Dose Optimization of Amikacin in the Emergency Department: A Population Pharmacokinetics Simulation Study.

Autor: Dia N; Department of Pharmaceutical and Pharmacological Sciences, KU Leuven., De Winter S; Pharmacy Department, University Hospitals Leuven., Gijsen M; Department of Pharmaceutical and Pharmacological Sciences, KU Leuven.; Pharmacy Department, University Hospitals Leuven., Desmet S; University Hospitals Leuven, National Reference Centre for Streptococcus Pneumonia.; Department of Microbiology, Immunology and Transplantation, KU Leuven; and., Vanbrabant P; Department of Microbiology, Immunology and Transplantation, KU Leuven; and.; Department of General Internal Medicine, University Hospitals Leuven, Leuven, Belgium., Peetermans W; Department of Microbiology, Immunology and Transplantation, KU Leuven; and.; Department of General Internal Medicine, University Hospitals Leuven, Leuven, Belgium., Spriet I; Department of Pharmaceutical and Pharmacological Sciences, KU Leuven.; Pharmacy Department, University Hospitals Leuven., Dreesen E; Department of Pharmaceutical and Pharmacological Sciences, KU Leuven.
Jazyk: angličtina
Zdroj: Therapeutic drug monitoring [Ther Drug Monit] 2024 Dec 03. Date of Electronic Publication: 2024 Dec 03.

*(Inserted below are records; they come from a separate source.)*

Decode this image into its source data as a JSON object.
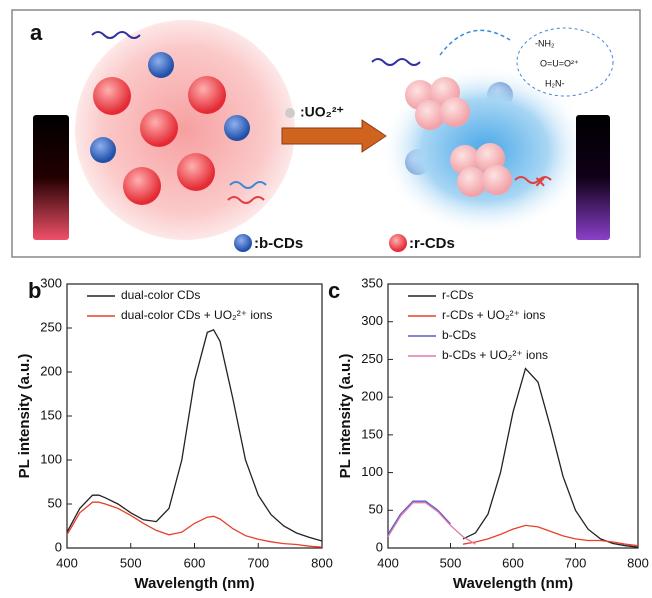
{
  "panel_a": {
    "label": "a",
    "reagent_label": ":UO₂²⁺",
    "legend": [
      ":b-CDs",
      ":r-CDs"
    ],
    "inset": [
      "-NH₂",
      "O=U=O²⁺",
      "H₂N-"
    ]
  },
  "chart_data": [
    {
      "type": "line",
      "label": "b",
      "x_label": "Wavelength (nm)",
      "y_label": "PL intensity (a.u.)",
      "xlim": [
        400,
        800
      ],
      "xticks": [
        400,
        500,
        600,
        700,
        800
      ],
      "ylim": [
        0,
        300
      ],
      "yticks": [
        0,
        50,
        100,
        150,
        200,
        250,
        300
      ],
      "legend": "upper left",
      "x": [
        400,
        420,
        440,
        450,
        460,
        480,
        500,
        520,
        540,
        560,
        580,
        600,
        620,
        630,
        640,
        660,
        680,
        700,
        720,
        740,
        760,
        780,
        800
      ],
      "series": [
        {
          "name": "dual-color CDs",
          "color": "#222222",
          "values": [
            18,
            45,
            60,
            60,
            57,
            50,
            40,
            32,
            30,
            45,
            100,
            190,
            245,
            248,
            235,
            170,
            100,
            60,
            38,
            25,
            17,
            12,
            8
          ]
        },
        {
          "name": "dual-color CDs + UO₂²⁺ ions",
          "color": "#e8402a",
          "values": [
            15,
            40,
            52,
            52,
            50,
            45,
            37,
            28,
            20,
            15,
            18,
            28,
            35,
            36,
            33,
            22,
            14,
            10,
            7,
            5,
            4,
            2,
            1
          ]
        }
      ]
    },
    {
      "type": "line",
      "label": "c",
      "x_label": "Wavelength (nm)",
      "y_label": "PL intensity (a.u.)",
      "xlim": [
        400,
        800
      ],
      "xticks": [
        400,
        500,
        600,
        700,
        800
      ],
      "ylim": [
        0,
        350
      ],
      "yticks": [
        0,
        50,
        100,
        150,
        200,
        250,
        300,
        350
      ],
      "legend": "upper left",
      "x": [
        400,
        420,
        440,
        460,
        480,
        500,
        520,
        540,
        560,
        580,
        600,
        620,
        640,
        660,
        680,
        700,
        720,
        740,
        760,
        780,
        800
      ],
      "series": [
        {
          "name": "r-CDs",
          "color": "#222222",
          "values": [
            null,
            null,
            null,
            null,
            null,
            null,
            12,
            20,
            45,
            100,
            180,
            238,
            220,
            160,
            95,
            50,
            25,
            12,
            6,
            3,
            1
          ]
        },
        {
          "name": "r-CDs + UO₂²⁺ ions",
          "color": "#e8402a",
          "values": [
            null,
            null,
            null,
            null,
            null,
            null,
            5,
            8,
            12,
            18,
            25,
            30,
            28,
            22,
            16,
            12,
            10,
            10,
            8,
            5,
            3
          ]
        },
        {
          "name": "b-CDs",
          "color": "#5a5ad0",
          "values": [
            18,
            45,
            62,
            62,
            50,
            32,
            null,
            null,
            null,
            null,
            null,
            null,
            null,
            null,
            null,
            null,
            null,
            null,
            null,
            null,
            null
          ]
        },
        {
          "name": "b-CDs + UO₂²⁺ ions",
          "color": "#e07aa8",
          "values": [
            15,
            42,
            60,
            60,
            48,
            30,
            15,
            5,
            null,
            null,
            null,
            null,
            null,
            null,
            null,
            null,
            null,
            null,
            null,
            null,
            null
          ]
        }
      ]
    }
  ]
}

DOI: 10.1097/FTD.0000000000001279
Abstrakt: Background: In adult patients with sepsis or septic shock admitted to the emergency department, a single intravenous 15 mg/kg amikacin dose provides inadequate pharmacokinetic-pharmacodynamic target attainment at the locally reported minimum inhibitory concentration (MIC) of 2 mg/L and the European Committee on Antimicrobial Susceptibility Testing clinical breakpoint for Enterobacterales of 8 mg/L.
Objectives: To provide an amikacin dosing strategy with a clinically acceptable probability of target attainment (PTA) for all patients.
Methods: Stochastic simulations were performed using a two-compartment population pharmacokinetics model of amikacin (NONMEM 7.5). PTA was evaluated for various dosing strategies across a range of virtual patients' body weight, body mass index, serum total protein, serum sodium, fluid balance, and estimated glomerular filtration rate according to the Chronic Kidney Disease Epidemiology Collaboration equation (eGFRCKD-EPI), at the locally reported MIC of 2 mg/L and the clinical breakpoint of 8 mg/L. The pharmacokinetic-pharmacodynamic targets were a 24-hour area under the concentration-time curve (AUC24h)/MIC of ≥80 and a 24-hour postdose concentration (C24h) of < 3 mg/L for efficacy and safety, respectively.
Results: The PTA for the clinical breakpoint of 8 mg/L was <90% with standard 15 mg/kg dosing, across all patient characteristics. A flat 1500-mg dose achieved ≥90% PTA for the entire population at a MIC of 2 mg/L. However, at the clinical breakpoint of 8 mg/L, a flat 3500-mg dose provided ≥90% PTA only when the eGFRCKD-EPI was <96 mL/min/1.73 m2. The C24h was similar for 1500 mg and 15 mg/kg dosing, whereas 3500 mg resulted in a higher C24h.
Conclusions: A flat dose is recommended over weight-based dosing. However, selecting a 1500-mg or 3500-mg dose may compromise either efficacy (MIC 2 mg/L) or safety (clinical breakpoint 8 mg/L), posing a dilemma. Clinical validation is warranted.
Competing Interests: I. Spriet received consultancy support and lecture fees from argenx, Pfizer, Merck, and Cidara. E. Dreesen received consultancy fees from Alimentiv and argenx, lecture fees from Celltrion and Galapagos, and financial support from Janssen, R-Biopharm, and Prometheus (all honoraria/fees paid to the University). The remaining authors declare no conflict of interest.